まぁ貸したのは今全三巻だったし、今日読んでしまおうと思えば全然読んでしまえる分量だ。
「それは分かったけど、何でそんな慌ててるのかな?」
「だってこれ! 学校の隙間時間に読む用に借りた本じゃないですか! それなのに私!」
ああ、そう言えばそうだった。
確かに、それ用にわざわざ借りた本を先に家で読み終えてしまっては意味が無い。
「あー、そっか。じゃあまた他の本を貸すよ」
「えっ!? これもう続き無いんですかっ!?」
「いや、最新巻がそこまでなんだよ」
「成る程!! なら良かったぁー!! 私、面白過ぎて全部読んじゃいました!!」
俺が続きが無い理由を答えると、とても安心したように声を漏らす有栖川さん。
そして、今日早速読み切ってしまった理由も教えてくれた。
「まぁなんて言うか、それだけ気に入って貰えたなら貸した俺も嬉しいよ」
「はい! すっごく気に入りましたっ! ポンコツなヒロインって可愛いですねっ!!」
「う、うん。そうだね、そう思うよ……」
「最初はどんなお話かなって少しだけ読んでみるつもりだったんです! でも気付いたら、物語に引き込まれちゃって全部読んでしまってました!!」
興奮気味に一生懸命語る有栖川さんに、俺は思わず笑ってしまいそうになる。
ポンコツヒロインを可愛いと語る、今日読んじゃ駄目なものを全て読んでしまったポンコツな有栖川さん。
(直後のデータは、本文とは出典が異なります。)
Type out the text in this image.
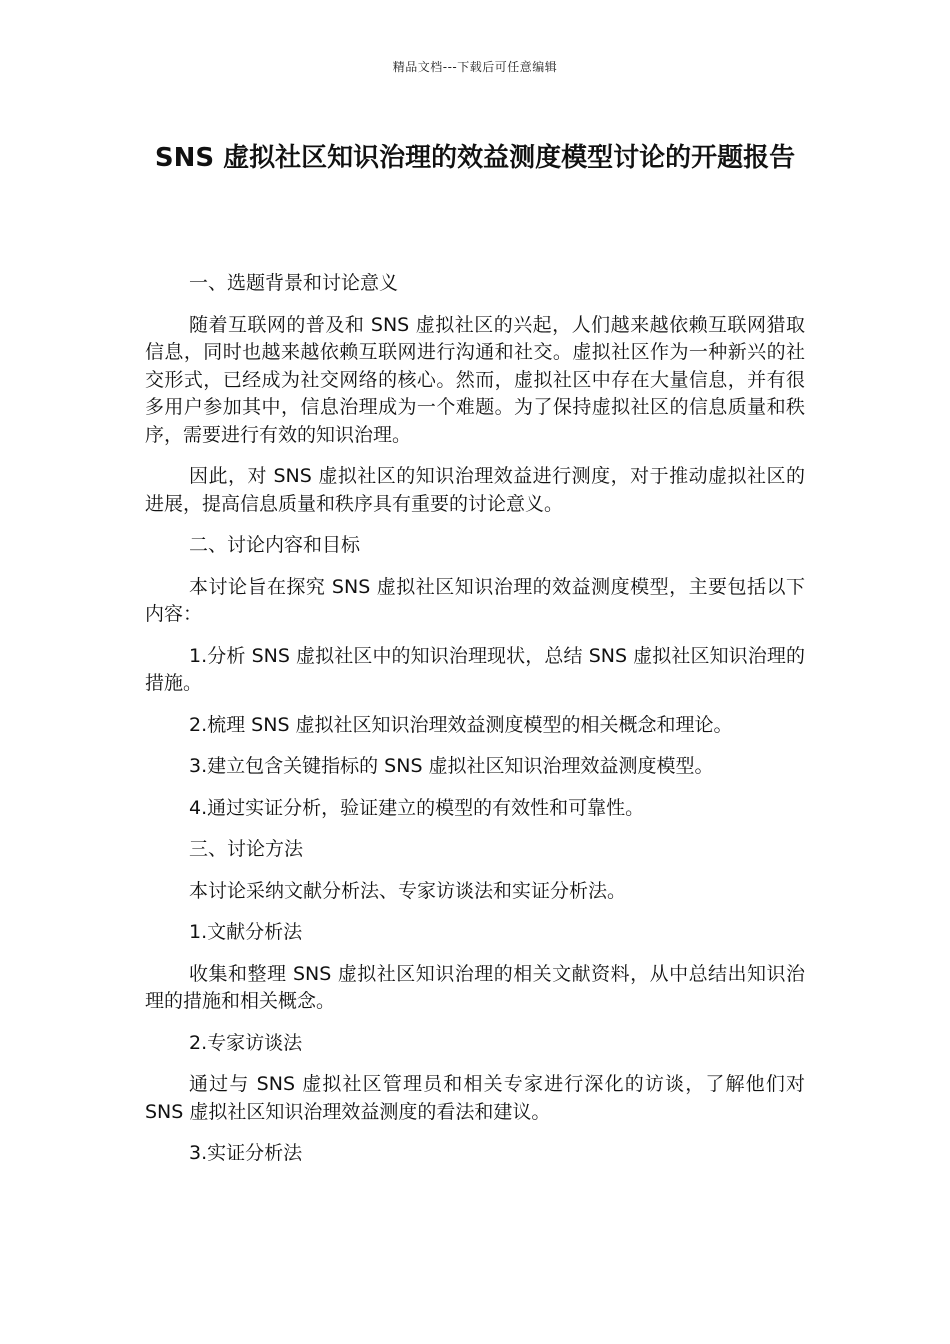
精品文档---下载后可任意编辑
SNS 虚拟社区知识治理的效益测度模型讨论的开题报告

一、选题背景和讨论意义

随着互联网的普及和 SNS 虚拟社区的兴起，人们越来越依赖互联网猎取信息，同时也越来越依赖互联网进行沟通和社交。虚拟社区作为一种新兴的社交形式，已经成为社交网络的核心。然而，虚拟社区中存在大量信息，并有很多用户参加其中，信息治理成为一个难题。为了保持虚拟社区的信息质量和秩序，需要进行有效的知识治理。

因此，对 SNS 虚拟社区的知识治理效益进行测度，对于推动虚拟社区的进展，提高信息质量和秩序具有重要的讨论意义。

二、讨论内容和目标

本讨论旨在探究 SNS 虚拟社区知识治理的效益测度模型，主要包括以下内容：

1.分析 SNS 虚拟社区中的知识治理现状，总结 SNS 虚拟社区知识治理的措施。

2.梳理 SNS 虚拟社区知识治理效益测度模型的相关概念和理论。

3.建立包含关键指标的 SNS 虚拟社区知识治理效益测度模型。

4.通过实证分析，验证建立的模型的有效性和可靠性。

三、讨论方法

本讨论采纳文献分析法、专家访谈法和实证分析法。

1.文献分析法

收集和整理 SNS 虚拟社区知识治理的相关文献资料，从中总结出知识治理的措施和相关概念。

2.专家访谈法

通过与 SNS 虚拟社区管理员和相关专家进行深化的访谈，了解他们对 SNS 虚拟社区知识治理效益测度的看法和建议。

3.实证分析法
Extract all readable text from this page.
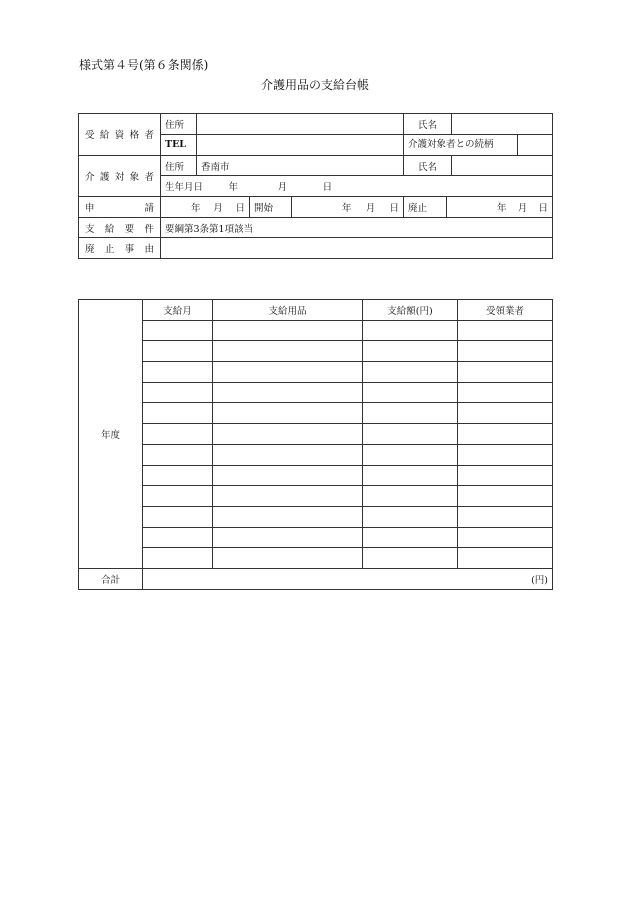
様式第４号(第６条関係)
介護用品の支給台帳
受 給 資 格 者	住所		氏名	
	TEL		介護対象者との続柄	

介 護 対 象 者	住所	香南市	氏名	
	生年月日 年 月 日			
申　　　請	年 月 日	開始	年 月 日	廃止	年 月 日

支 給 要 件	要綱第3条第1項該当				
廃 止 事 由					
年度	支給月	支給用品	支給額(円)	受領業者

合計	(円)			
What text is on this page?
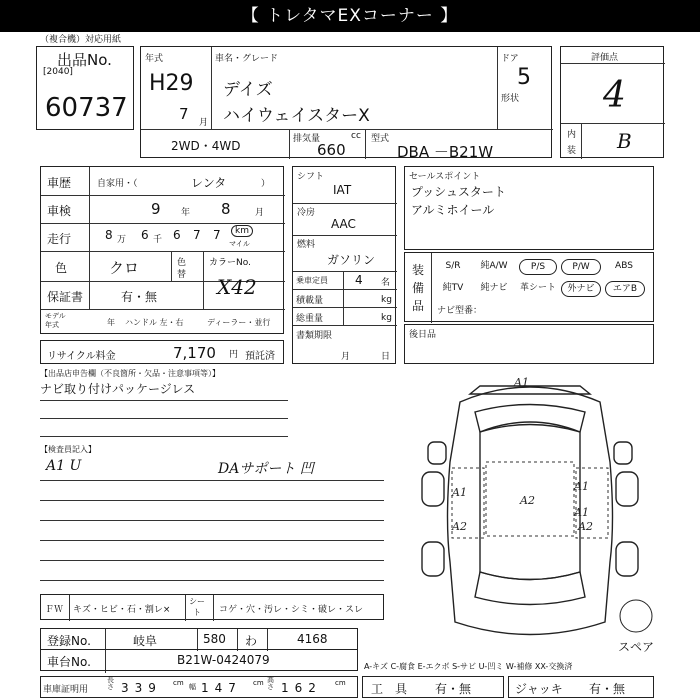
【 トレタマEXコーナー 】
（複合機）対応用紙
出品No.
[2040]
60737
年式
H29
7 月
車名・グレード
デイズ
ハイウェイスターX
ドア
5
形状
2WD・4WD	排気量	cc
660
型式
DBA －B21W
評価点
4
内
装 B
車歴	自家用・（	レンタ	）
車検	9 年 8	月
走行	8 万 6 千 6 7 7	km
マイル
色	クロ	色
替
カラーNo.
X42
保証書	有・無
モデル
年式	年 ハンドル 左・右	ディーラー・並行
リサイクル料金	7,170 円 預託済
シフト
IAT
冷房
AAC
燃料
ガソリン
乗車定員 4 名
積載量	kg
総重量	kg
書類期限
月	日
セールスポイント
プッシュスタート
アルミホイール
装
備
品
S/R	純A/W	P/S	P/W	ABS
純TV	純ナビ	革シート	外ナビ	エアB
ナビ型番：
後日品
【出品店申告欄（不良箇所・欠品・注意事項等）】
ナビ取り付けパッケージレス
【検査員記入】
A1 U	DAサポート 凹
ＦＷ キズ・ヒビ・石・割レ×
シー
ト コゲ・穴・汚レ・シミ・破レ・スレ
登録No.	岐阜	580 わ	4168
車台No.	B21W-0424079
車庫証明用
長さ 339 cm 幅 147 cm 高さ 162 cm 工　具 有・無	ジャッキ 有・無
A-キズ C-腐食 E-エクボ S-サビ U-凹ミ W-補修 XX-交換済
A1
A1
A2
A2
A1
A1
A2
スペア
そんなブーメランを見事に決めてしまっている事に気付くはずもない有栖川さんが、やっぱり面白くて可愛いかった。
そして有栖川さんなら、地で漫画のヒロインしてるよなと思える点もまた、俺をニヤつかせてくるのであった。
「まぁ、それなら同じ系統の漫画をまた何か見繕っておくよ」
「本当ですか! 私これまであんまりこういう漫画って読んだ事無かったんですけど、いいですねこういうの! ドキドキします!」
「そ、そっか、ラブコメ気に入ってくれたのなら良かったよ。他にも色々あるから」
「はい! でも今は私、この漫画について語り合いたい気分ですっ! 一色くん、その、もうこんな時間ですけど、良ければ少々お相手願えますでしょうか!?」
うん、その気持ちはすっごく分かる。
好きな作品を読み終えたあとはその面白さを誰かと共有したくなって、俺の場合はネットの掲示板とかでその欲求を満たしていたりするから。
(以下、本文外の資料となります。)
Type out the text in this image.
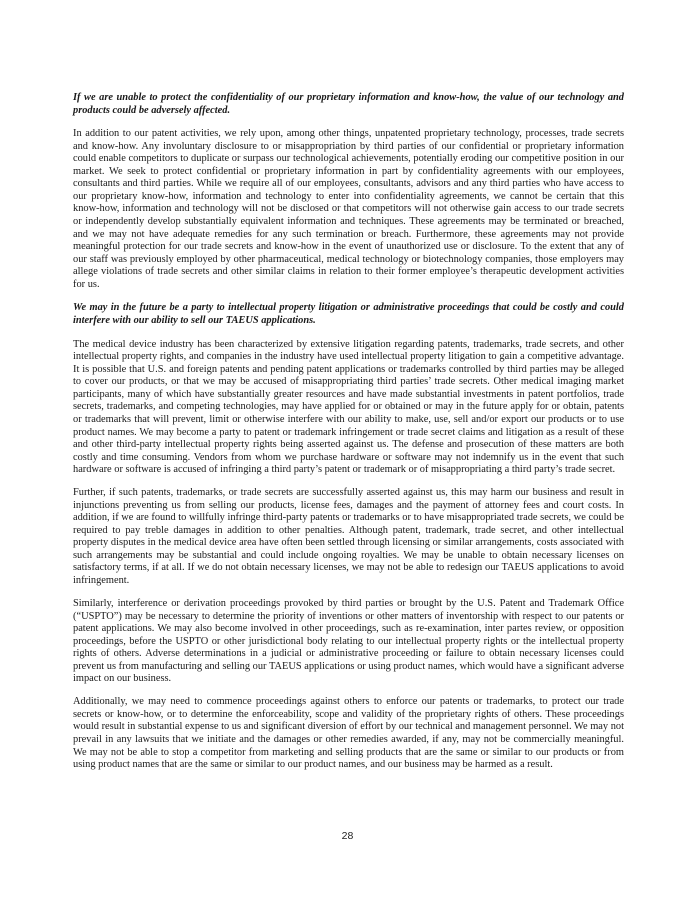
If we are unable to protect the confidentiality of our proprietary information and know-how, the value of our technology and products could be adversely affected.

In addition to our patent activities, we rely upon, among other things, unpatented proprietary technology, processes, trade secrets and know-how. Any involuntary disclosure to or misappropriation by third parties of our confidential or proprietary information could enable competitors to duplicate or surpass our technological achievements, potentially eroding our competitive position in our market. We seek to protect confidential or proprietary information in part by confidentiality agreements with our employees, consultants and third parties. While we require all of our employees, consultants, advisors and any third parties who have access to our proprietary know-how, information and technology to enter into confidentiality agreements, we cannot be certain that this know-how, information and technology will not be disclosed or that competitors will not otherwise gain access to our trade secrets or independently develop substantially equivalent information and techniques. These agreements may be terminated or breached, and we may not have adequate remedies for any such termination or breach. Furthermore, these agreements may not provide meaningful protection for our trade secrets and know-how in the event of unauthorized use or disclosure. To the extent that any of our staff was previously employed by other pharmaceutical, medical technology or biotechnology companies, those employers may allege violations of trade secrets and other similar claims in relation to their former employee’s therapeutic development activities for us.

We may in the future be a party to intellectual property litigation or administrative proceedings that could be costly and could interfere with our ability to sell our TAEUS applications.

The medical device industry has been characterized by extensive litigation regarding patents, trademarks, trade secrets, and other intellectual property rights, and companies in the industry have used intellectual property litigation to gain a competitive advantage. It is possible that U.S. and foreign patents and pending patent applications or trademarks controlled by third parties may be alleged to cover our products, or that we may be accused of misappropriating third parties’ trade secrets. Other medical imaging market participants, many of which have substantially greater resources and have made substantial investments in patent portfolios, trade secrets, trademarks, and competing technologies, may have applied for or obtained or may in the future apply for or obtain, patents or trademarks that will prevent, limit or otherwise interfere with our ability to make, use, sell and/or export our products or to use product names. We may become a party to patent or trademark infringement or trade secret claims and litigation as a result of these and other third-party intellectual property rights being asserted against us. The defense and prosecution of these matters are both costly and time consuming. Vendors from whom we purchase hardware or software may not indemnify us in the event that such hardware or software is accused of infringing a third party’s patent or trademark or of misappropriating a third party’s trade secret.

Further, if such patents, trademarks, or trade secrets are successfully asserted against us, this may harm our business and result in injunctions preventing us from selling our products, license fees, damages and the payment of attorney fees and court costs. In addition, if we are found to willfully infringe third-party patents or trademarks or to have misappropriated trade secrets, we could be required to pay treble damages in addition to other penalties. Although patent, trademark, trade secret, and other intellectual property disputes in the medical device area have often been settled through licensing or similar arrangements, costs associated with such arrangements may be substantial and could include ongoing royalties. We may be unable to obtain necessary licenses on satisfactory terms, if at all. If we do not obtain necessary licenses, we may not be able to redesign our TAEUS applications to avoid infringement.

Similarly, interference or derivation proceedings provoked by third parties or brought by the U.S. Patent and Trademark Office (“USPTO”) may be necessary to determine the priority of inventions or other matters of inventorship with respect to our patents or patent applications. We may also become involved in other proceedings, such as re-examination, inter partes review, or opposition proceedings, before the USPTO or other jurisdictional body relating to our intellectual property rights or the intellectual property rights of others. Adverse determinations in a judicial or administrative proceeding or failure to obtain necessary licenses could prevent us from manufacturing and selling our TAEUS applications or using product names, which would have a significant adverse impact on our business.

Additionally, we may need to commence proceedings against others to enforce our patents or trademarks, to protect our trade secrets or know-how, or to determine the enforceability, scope and validity of the proprietary rights of others. These proceedings would result in substantial expense to us and significant diversion of effort by our technical and management personnel. We may not prevail in any lawsuits that we initiate and the damages or other remedies awarded, if any, may not be commercially meaningful. We may not be able to stop a competitor from marketing and selling products that are the same or similar to our products or from using product names that are the same or similar to our product names, and our business may be harmed as a result.

28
まぁネットの場合、見たくない意見も転がっていたりするけれど……。
というわけで、そんな漫画にハマってワクワク全開になってしまっている有栖川さんの事をほっとけるはずもなく、それから小一時間その漫画の面白さについて語り合ったのであった。
話の中で面白いポイントが共有される度、本当に嬉しそうに喜ぶ有栖川さんとの通話は、正直このまま一生話していられるんじゃないかと思える程、俺も楽しくて仕方が無かったのであった。